When I was little Mom made most of her purchases at O’Neil’s Department store, right there on Main Street and directly across from Polsky’s, the other major department store. Shoes, socks, clothing, linens, furniture…if we needed it, Mom went to O’Neil’s. The clerk would stack the selections on the counter, write up a bill, ring it on the cash register, and then ask “Will that be cash or charge?” Sometimes Mom took cash from her billfold; sometimes she took out the little blue leatherette case that held her revolving charge card, a small piece of metal the size of a dog tag. The card went on an imprinter, the top of the written bill went over the card, the handle was pushed down and mother’s name and address imprinted on the top of the bill. Then the card and the bill went into a metal cylinder and were whisked away by a pneumatic tube, off to the credit office. The clerk bagged the purchases and chatted with mom, the cylinder whooshed back in the pneumatic tube, credit approved. Mom signed the bottom and home we went.

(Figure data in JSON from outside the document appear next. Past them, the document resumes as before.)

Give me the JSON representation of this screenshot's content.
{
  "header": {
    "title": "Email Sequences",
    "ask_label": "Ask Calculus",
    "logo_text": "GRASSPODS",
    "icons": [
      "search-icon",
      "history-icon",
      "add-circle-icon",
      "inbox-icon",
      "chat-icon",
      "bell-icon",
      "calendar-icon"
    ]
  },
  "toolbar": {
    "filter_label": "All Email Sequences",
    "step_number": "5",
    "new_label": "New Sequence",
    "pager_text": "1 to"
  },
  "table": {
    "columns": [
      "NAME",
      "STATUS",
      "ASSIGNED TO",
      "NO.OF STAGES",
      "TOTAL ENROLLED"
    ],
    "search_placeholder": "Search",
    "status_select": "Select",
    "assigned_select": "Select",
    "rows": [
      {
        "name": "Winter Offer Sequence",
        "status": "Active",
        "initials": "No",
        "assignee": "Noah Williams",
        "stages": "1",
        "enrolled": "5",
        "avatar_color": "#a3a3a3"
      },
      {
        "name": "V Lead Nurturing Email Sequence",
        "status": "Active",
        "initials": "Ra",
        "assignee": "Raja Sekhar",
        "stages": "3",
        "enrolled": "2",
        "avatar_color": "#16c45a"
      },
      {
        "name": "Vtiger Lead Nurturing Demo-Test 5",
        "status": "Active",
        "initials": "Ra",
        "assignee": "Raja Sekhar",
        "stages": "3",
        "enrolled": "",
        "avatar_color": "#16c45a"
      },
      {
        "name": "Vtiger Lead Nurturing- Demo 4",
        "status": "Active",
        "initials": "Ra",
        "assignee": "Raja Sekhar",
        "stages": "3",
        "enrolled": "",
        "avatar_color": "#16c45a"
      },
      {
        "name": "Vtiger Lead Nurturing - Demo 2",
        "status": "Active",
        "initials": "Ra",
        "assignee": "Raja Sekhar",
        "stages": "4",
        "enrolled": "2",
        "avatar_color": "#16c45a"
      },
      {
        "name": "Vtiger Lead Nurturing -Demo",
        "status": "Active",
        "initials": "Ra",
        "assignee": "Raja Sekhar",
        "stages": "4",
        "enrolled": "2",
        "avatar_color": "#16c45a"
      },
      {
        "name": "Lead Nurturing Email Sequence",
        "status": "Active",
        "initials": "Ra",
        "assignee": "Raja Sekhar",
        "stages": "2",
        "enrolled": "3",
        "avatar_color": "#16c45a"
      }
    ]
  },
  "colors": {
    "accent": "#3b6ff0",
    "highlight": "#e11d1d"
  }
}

Fast forward twenty or so years; I was a young mother and the store was Higbee’s in Cleveland. Beth was just two, Shelly was imminently due and we were in the dry goods department. I couldn’t find what I wanted, so I took Beth’s hand and set off for the down escalator. Just as I had both feet and a very pregnant belly on the escalator, ready to get her onto the step too, Beth yelled “My purse, my purse!”, wrenched her hand away and ran into the crowd. Every mother’s nightmare. I rode down the slow, rackety wooden steps, swung around and got straight on the slow, rackety wooden up escalator. I found her in the middle of dry goods, looking around and realizing at last she was lost, but clutching the little purse she had set down. We set off again to the lower floor, where I made my final selection and laid it on the counter. Beth and the clerk chatted like old friends as my purchase was rung up. Beth flipped my blouse up to my chest and told the clerk “There’s a baby in here.” I pulled myself back together and took my purse off my shoulder as the clerk asked “Will that be cash or charge?”
“Charge, please,” said Beth, opening her purse and handing a red seat belt retractor up to the counter. The clerk gravely took it, completed and bagged the purchase and handed Beth back her charge card. “You take good care of that baby.”